I ran into a  very close friend of mine , a guy who happened to be engaged for some months now. For the sake of privacy , let's call him John. John and I  have been great buddies way back from school , and when we happened to run into each other, we tried playing catch up and discussed deeply into issues affecting our individual lives.
While John was gobsmacked as to how I happened to be single still (he thinks I am a great catch loool), and I tabled true and logical reasons for the delay , he opened up about his engagement and the challenges he was currently facing .

Now personally, when I learnt John was engaged initially, I was so happy for him and since I am a social media partial addict, I dug photos of his new fiancee.
To my surprise, I was like whoa! Without being judgemental, I wasn't impressed with what I saw physically. I mean she wasn't all that in the beauty department, not tall etc. Second of all, she wasn't even of the Igbo tribe (I'm not being tribalistic ooh) . 
While I cracked my brain, trying to figure what my amazing friend John saw in her, I recalled the popular saying '' Beauty lies in the eyes of the beholder''. Maybe she is an amazing person on the inside I said to myself and hoped she would bring him all the happiness he desired.
Now I know you are thinking  I have some emotional connection to John or maybe I am a bit Jealous, but that is far from the truth. There are certain friends and relatives you have who happen to possess super amazing qualities and character traits , and you can't  help  but wish they get the best out of life , because the deserve it.  
Now John my 'buddy' is one of such people. Very patient, smart, caring, generous to his women  (even in times of scarcity), faithful, dedicated and loyal, puts his women's needs before his own etc. I could spend an entire day gushing about his amazing qualities.
To cut the long story short, while discussing his engagement, he opened up to me about some issues he had with his fiancee, her constant pressure on him financially , pressure to settle this year etc which I saw as normal with women and didn't take seriously.
Then he let the biggest cat out of the bag, he had the same AS genotype as his fiancee and was still willing to go ahead and marry her.
I was like what? Are you ok? Where you jazzed? I couldn't believe my ears.

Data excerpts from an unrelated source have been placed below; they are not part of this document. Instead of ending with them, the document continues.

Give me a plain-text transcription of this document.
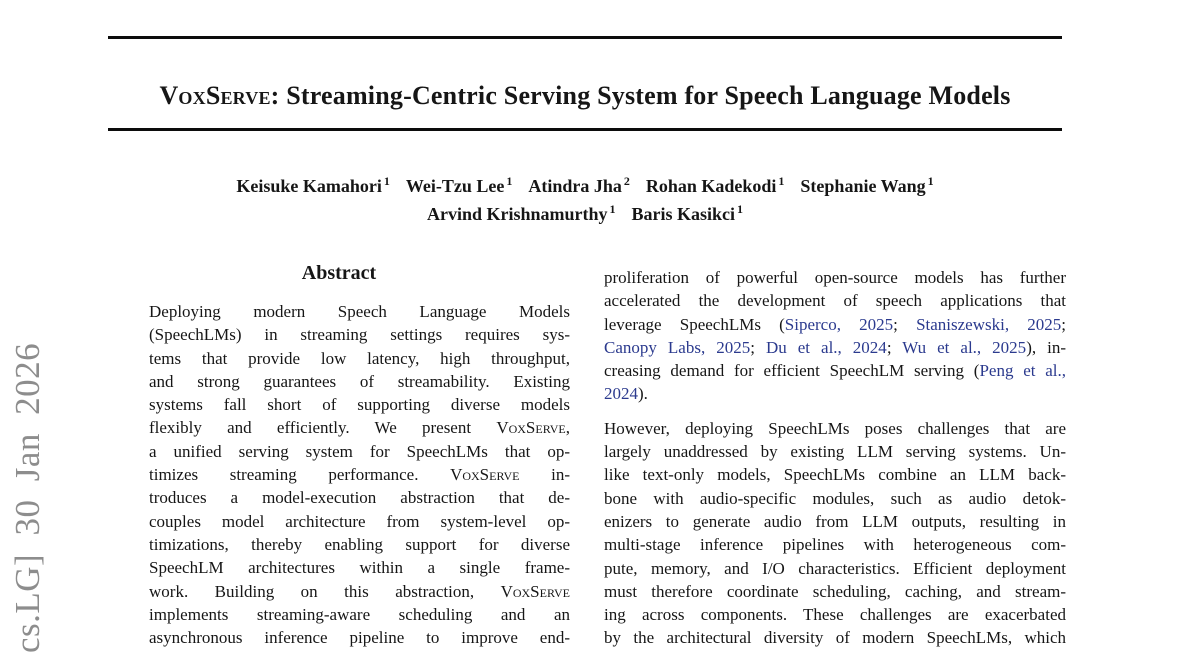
cs.LG] 30 Jan 2026
VoxServe: Streaming-Centric Serving System for Speech Language Models
Keisuke Kamahori $^1$ Wei-Tzu Lee $^1$ Atindra Jha $^2$ Rohan Kadekodi $^1$ Stephanie Wang $^1$
Arvind Krishnamurthy $^1$ Baris Kasikci $^1$
Abstract
Deploying modern Speech Language Models
(SpeechLMs) in streaming settings requires sys-
tems that provide low latency, high throughput,
and strong guarantees of streamability. Existing
systems fall short of supporting diverse models
flexibly and efficiently. We present VoxServe,
a unified serving system for SpeechLMs that op-
timizes streaming performance. VoxServe in-
troduces a model-execution abstraction that de-
couples model architecture from system-level op-
timizations, thereby enabling support for diverse
SpeechLM architectures within a single frame-
work. Building on this abstraction, VoxServe
implements streaming-aware scheduling and an
asynchronous inference pipeline to improve end-
proliferation of powerful open-source models has further
accelerated the development of speech applications that
leverage SpeechLMs (Siperco, 2025; Staniszewski, 2025;
Canopy Labs, 2025; Du et al., 2024; Wu et al., 2025), in-
creasing demand for efficient SpeechLM serving (Peng et al.,
2024).
However, deploying SpeechLMs poses challenges that are
largely unaddressed by existing LLM serving systems. Un-
like text-only models, SpeechLMs combine an LLM back-
bone with audio-specific modules, such as audio detok-
enizers to generate audio from LLM outputs, resulting in
multi-stage inference pipelines with heterogeneous com-
pute, memory, and I/O characteristics. Efficient deployment
must therefore coordinate scheduling, caching, and stream-
ing across components. These challenges are exacerbated
by the architectural diversity of modern SpeechLMs, which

Why do you want to bring a child into the world to suffer in the name of love? Have you considered the impact of having an SS child could have on your finances? Regular hospital trips, crisis etc I quizzed with shock written all over me.
'I have weighed my options he replied'. 'We have a 25 percent chance to have sickler's as kids. What are we talking about , the first purpose of marriage is companionship before children anyway.
I consulted doctors and there is Amniocentesis (in lay man's terms sticking a needle into the baby's sac and taking a sample for DNA analysis). We also  have a choice to abort if SS and leave it if AS. Besides , I have faith in God, I'm following my conviction '' he continued sounding defensive.
Faith in God , like really? Would you climb mount Everest and jump , imagining you'd be alive when there is a universal law of gravity? I asked him. You are tempting God !
I pointed out the  very high risk for spontaneous abortion after the procedure, which could result to loss of even a normal baby. (I am not in the medical field, but  I do loads of research for knowledge sakes) . I further stated it wasn't worth it, and he went on pointing out maybe I had been lucky not to have been in a similar situation , I would have sounded differently.
I immediately set him straight. I've never really worried about my genotype with potential mates because both my parents are AA, and I am too, and even if I were to be AS, I'd personally rather sacrifice that relationship rather than abort the child or bring any child into the world to suffer.
I preached, pointed out that the Catholic church would insist on a genotype test before their marriage, but he remained adamant.
After what seemed like 2 hours of unsuccessful convincing, I advised he got ready  for whatever consequences that would follow and we moved on to other lighter topics.
Would you for love sakes get married to someone with a risky or incompatible genotype? Has anyone reading this post tried taking the risk, and was it a success?